Accordingly, Greene has failed to exhaust her administrative remedies and she has failed to demonstrate that any exception to the exhaustion requirement is applicable to her case.
B. Greene's Claim is Premature
The First Step Act (“FSA”) was signed into law on December 21, 2018. Under the FSA, an eligible prisoner “who successfully completes evidence-based recidivism reduction programming or productive activities” and who is “determined by the [BOP] to be at minimum or low risk of recidivating” is entitled to earn 15 days of time credits for every 30 days of successful participating in the evidencebased recidivism reduction programming. 18 U.S.C. § 3632(d)(4)(A). The FSA provided for the development for the framework of evaluation and the framework for the evidence-based recidivism reeducation programming over a period of several months.

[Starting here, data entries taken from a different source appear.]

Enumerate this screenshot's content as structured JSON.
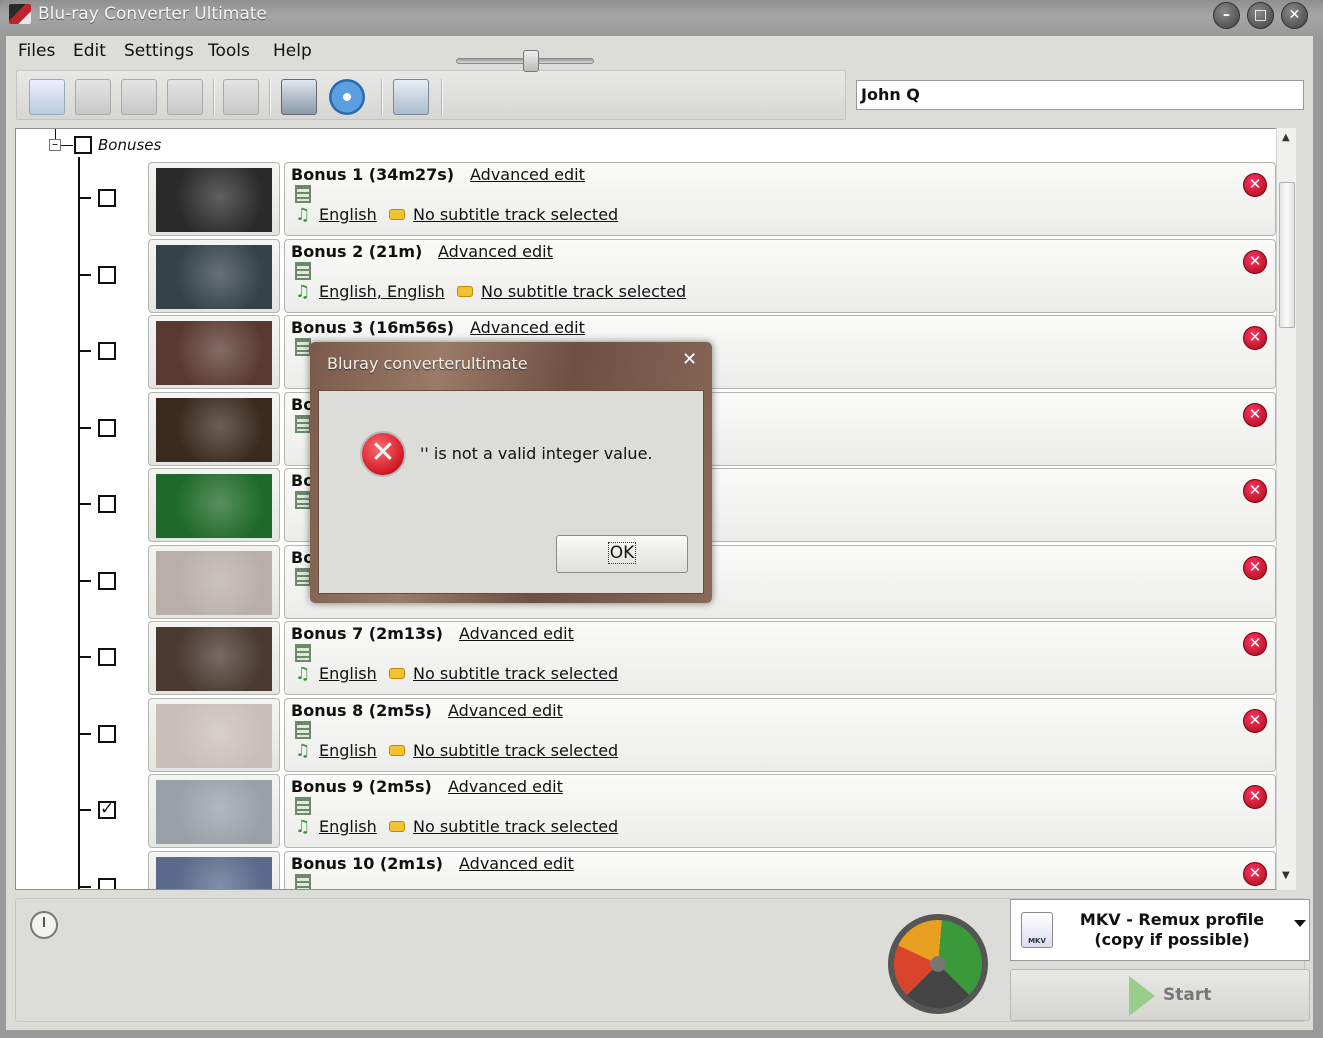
{
  "window": {
    "title": "Blu-ray Converter Ultimate"
  },
  "menu": [
    "Files",
    "Edit",
    "Settings",
    "Tools",
    "Help"
  ],
  "toolbar": {
    "movie_name": "John Q"
  },
  "tree": {
    "root_label": "Bonuses"
  },
  "bonuses": [
    {
      "title": "Bonus 1 (34m27s)",
      "advanced": "Advanced edit",
      "audio": "English",
      "subtitle": "No subtitle track selected",
      "checked": false,
      "thumb_color": "#2a2a2a"
    },
    {
      "title": "Bonus 2 (21m)",
      "advanced": "Advanced edit",
      "audio": "English, English",
      "subtitle": "No subtitle track selected",
      "checked": false,
      "thumb_color": "#34424a"
    },
    {
      "title": "Bonus 3 (16m56s)",
      "advanced": "Advanced edit",
      "audio": "",
      "subtitle": "",
      "checked": false,
      "thumb_color": "#5a3a30"
    },
    {
      "title": "Bo",
      "advanced": "",
      "audio": "",
      "subtitle": "",
      "checked": false,
      "thumb_color": "#3a2a1e"
    },
    {
      "title": "Bo",
      "advanced": "",
      "audio": "",
      "subtitle": "",
      "checked": false,
      "thumb_color": "#1f6a2a"
    },
    {
      "title": "Bo",
      "advanced": "",
      "audio": "",
      "subtitle": "",
      "checked": false,
      "thumb_color": "#b8b0a8"
    },
    {
      "title": "Bonus 7 (2m13s)",
      "advanced": "Advanced edit",
      "audio": "English",
      "subtitle": "No subtitle track selected",
      "checked": false,
      "thumb_color": "#4a3a30"
    },
    {
      "title": "Bonus 8 (2m5s)",
      "advanced": "Advanced edit",
      "audio": "English",
      "subtitle": "No subtitle track selected",
      "checked": false,
      "thumb_color": "#c8c0b8"
    },
    {
      "title": "Bonus 9 (2m5s)",
      "advanced": "Advanced edit",
      "audio": "English",
      "subtitle": "No subtitle track selected",
      "checked": true,
      "thumb_color": "#9aa0a8"
    },
    {
      "title": "Bonus 10 (2m1s)",
      "advanced": "Advanced edit",
      "audio": "",
      "subtitle": "",
      "checked": false,
      "thumb_color": "#5a6a8a"
    }
  ],
  "profile": {
    "label": "MKV - Remux profile (copy if possible)",
    "icon_text": "MKV"
  },
  "start_button": "Start",
  "dialog": {
    "title": "Bluray converterultimate",
    "message": "'' is not a valid integer value.",
    "ok": "OK"
  }
}
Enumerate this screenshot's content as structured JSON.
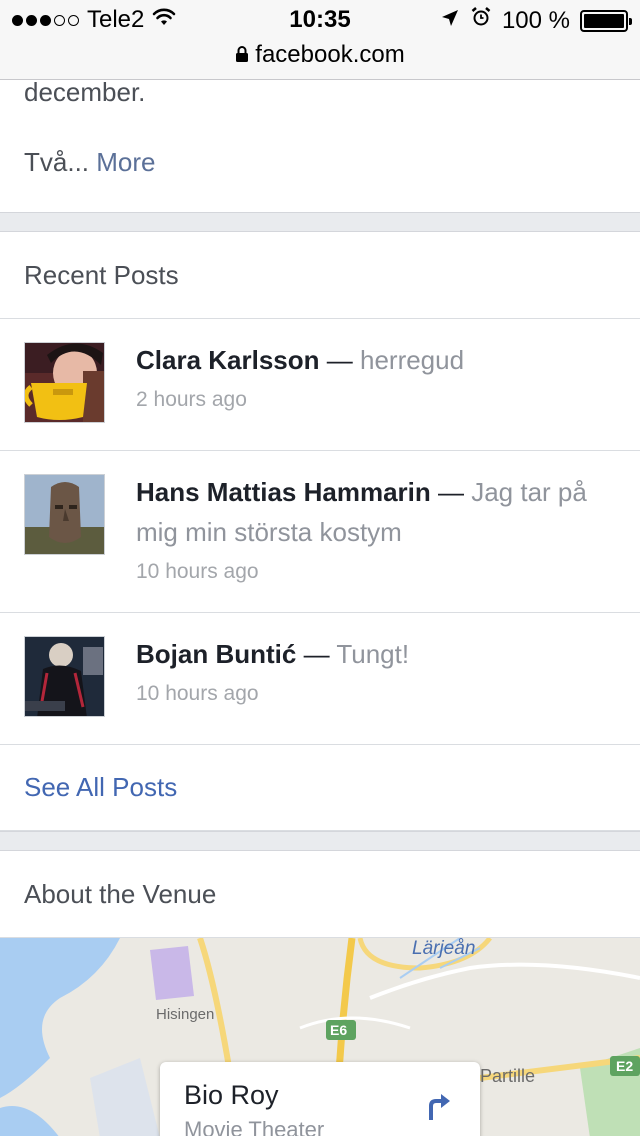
{
  "status_bar": {
    "carrier": "Tele2",
    "time": "10:35",
    "battery": "100 %",
    "battery_level": 1.0,
    "signal_bars_filled": 3,
    "signal_bars_total": 5,
    "icons": [
      "wifi-icon",
      "location-arrow-icon",
      "alarm-icon",
      "battery-icon"
    ]
  },
  "url_bar": {
    "domain": "facebook.com",
    "icon": "lock-icon"
  },
  "about_snippet": {
    "end_text": "december.",
    "truncated_text": "Två...",
    "more_label": "More"
  },
  "recent_posts": {
    "title": "Recent Posts",
    "posts": [
      {
        "author": "Clara Karlsson",
        "separator": " — ",
        "text": "herregud",
        "time": "2 hours ago"
      },
      {
        "author": "Hans Mattias Hammarin",
        "separator": " — ",
        "text": "Jag tar på mig min största kostym",
        "time": "10 hours ago"
      },
      {
        "author": "Bojan Buntić",
        "separator": " — ",
        "text": "Tungt!",
        "time": "10 hours ago"
      }
    ],
    "see_all_label": "See All Posts"
  },
  "about_venue": {
    "title": "About the Venue",
    "map_labels": [
      "Lärjeån",
      "Hisingen",
      "E6",
      "Partille",
      "E2"
    ],
    "venue_name": "Bio Roy",
    "venue_type": "Movie Theater",
    "directions_icon": "directions-arrow-icon"
  },
  "colors": {
    "link_blue": "#4267b2",
    "more_link": "#5b7098",
    "secondary_text": "#90949c",
    "separator_bg": "#e9ebee"
  }
}
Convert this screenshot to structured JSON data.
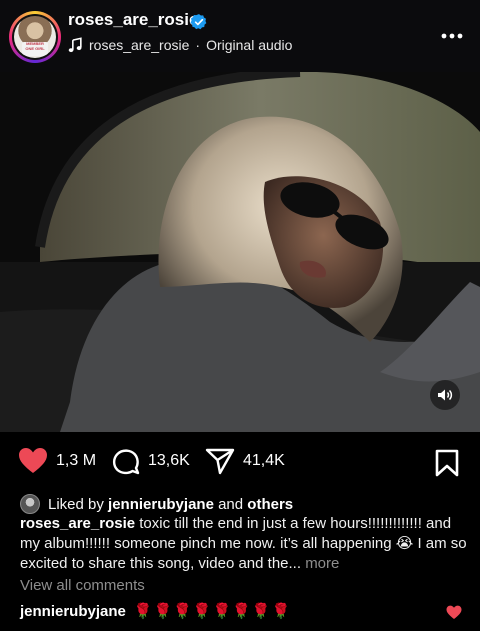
{
  "header": {
    "avatar_text": "MEMBER ONE GIRL",
    "username": "roses_are_rosie",
    "audio_user": "roses_are_rosie",
    "audio_separator": "·",
    "audio_label": "Original audio"
  },
  "actions": {
    "likes": "1,3 M",
    "comments": "13,6K",
    "shares": "41,4K"
  },
  "liked_by": {
    "prefix": "Liked by",
    "user": "jennierubyjane",
    "middle": "and",
    "others": "others"
  },
  "caption": {
    "user": "roses_are_rosie",
    "text": "toxic till the end in just a few hours!!!!!!!!!!!!! and my album!!!!!! someone pinch me now. it’s all happening 😭 I am so excited to share this song, video and the...",
    "more": "more"
  },
  "view_comments": "View all comments",
  "comment": {
    "user": "jennierubyjane",
    "text": "🌹🌹🌹🌹🌹🌹🌹🌹"
  },
  "colors": {
    "like": "#ed4956",
    "verified": "#1d9bf0",
    "muted": "#8e8e8e"
  },
  "icons": [
    "verified-badge-icon",
    "music-note-icon",
    "more-options-icon",
    "volume-icon",
    "heart-icon",
    "comment-icon",
    "share-icon",
    "bookmark-icon"
  ]
}
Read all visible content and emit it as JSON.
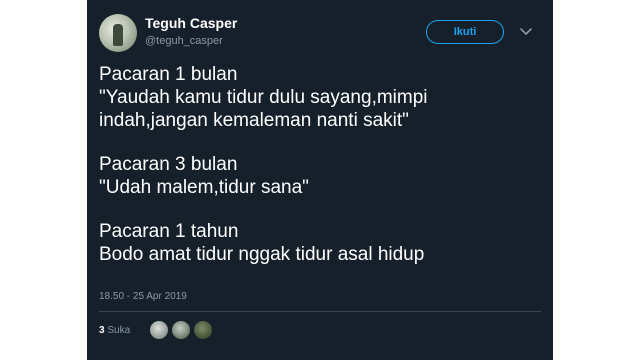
{
  "user": {
    "name": "Teguh Casper",
    "handle": "@teguh_casper"
  },
  "actions": {
    "follow_label": "Ikuti"
  },
  "tweet": {
    "blocks": [
      {
        "line1": "Pacaran 1 bulan",
        "line2": "\"Yaudah kamu tidur dulu sayang,mimpi",
        "line3": "indah,jangan kemaleman nanti sakit\""
      },
      {
        "line1": "Pacaran 3 bulan",
        "line2": "\"Udah malem,tidur sana\""
      },
      {
        "line1": "Pacaran 1 tahun",
        "line2": "Bodo amat tidur nggak tidur asal hidup"
      }
    ],
    "timestamp": "18.50 - 25 Apr 2019"
  },
  "stats": {
    "likes_count": "3",
    "likes_label": "Suka"
  },
  "icons": {
    "caret": "chevron-down-icon"
  },
  "colors": {
    "background": "#15202b",
    "accent": "#1da1f2",
    "muted": "#8899a6"
  }
}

Specifically, within 210 days after the date of enactment of the FSA, the “Attorney General, in consultation with the Independent Review Committee authorized by the First Step Act of 2018, shall develop and release publicly on the Department of Justice website a risk and needs assessment system.” See 18 U.S.C. § 3632. Within 180 days, or January 2020, the BOP had to complete the risk and needs assessment for each prisoner. Id. The FSA also provided the BOP two years after it completes the risk and needs assessment for each prisoner to “phase in” the program implementation. 18 U.S.C. § 3621(h)(2)(A). This 2-year phase-in date has not expired and will not expire until January 2022. In other words, “the statute contemplates a two-year period for the development of programs and the validation of risk assessment tools but does not require the BOP to truncate that process and begin to award ETCs during” this “phase in” period. Cohen v. United States, No. 20-CV-10833 (JGK), 2021 WL 1549917, at *3 (S.D.N.Y. Apr. 20, 2021). Thus, the BOP “is not required to . . . calculate or apply time credits earned” for participation in evidence-based recidivism reduction programming until January 15, 2022. Id.; Holt v. Warden, No. 4:20-CV-04064-RAL, 2021 WL 1925503, at *5 (D.S.D. May 13, 2021) (noting that Congress used “may” and not “shall, ” when addressing implementation of earned time credits during the phase-in period. Thus implementation of the FSA earned time credits is permissible during the two-year phase-in period, not mandatory); see Cannata, 2021 WL 4254942, at *3.
Beyond her failure to exhaust her administrative remedies, therefore, Greene's claim is premature. This is yet another reason for the District Court to deny Greene's claim. Holt, 2021 WL 1925503, at *5 (noting that the majority of cases have found such claims premature during the “phase in” period); Cohen, 2021 WL 1549917, at *3 (collecting cases) (noting that the majority of cases have found similar claims premature during the “phase in” period).
III. Conclusion
Because Greene failed to exhaust her administrative remedies prior to filing her petition, and her claim is premature, the undersigned respectfully RECOMMENDS that:
1. Greene's petition for writ of habeas corpus filed under 28 U.S.C. § 2241, Doc. 1, be DENIED without prejudice.
2. The clerk of the court be directed to close this case file.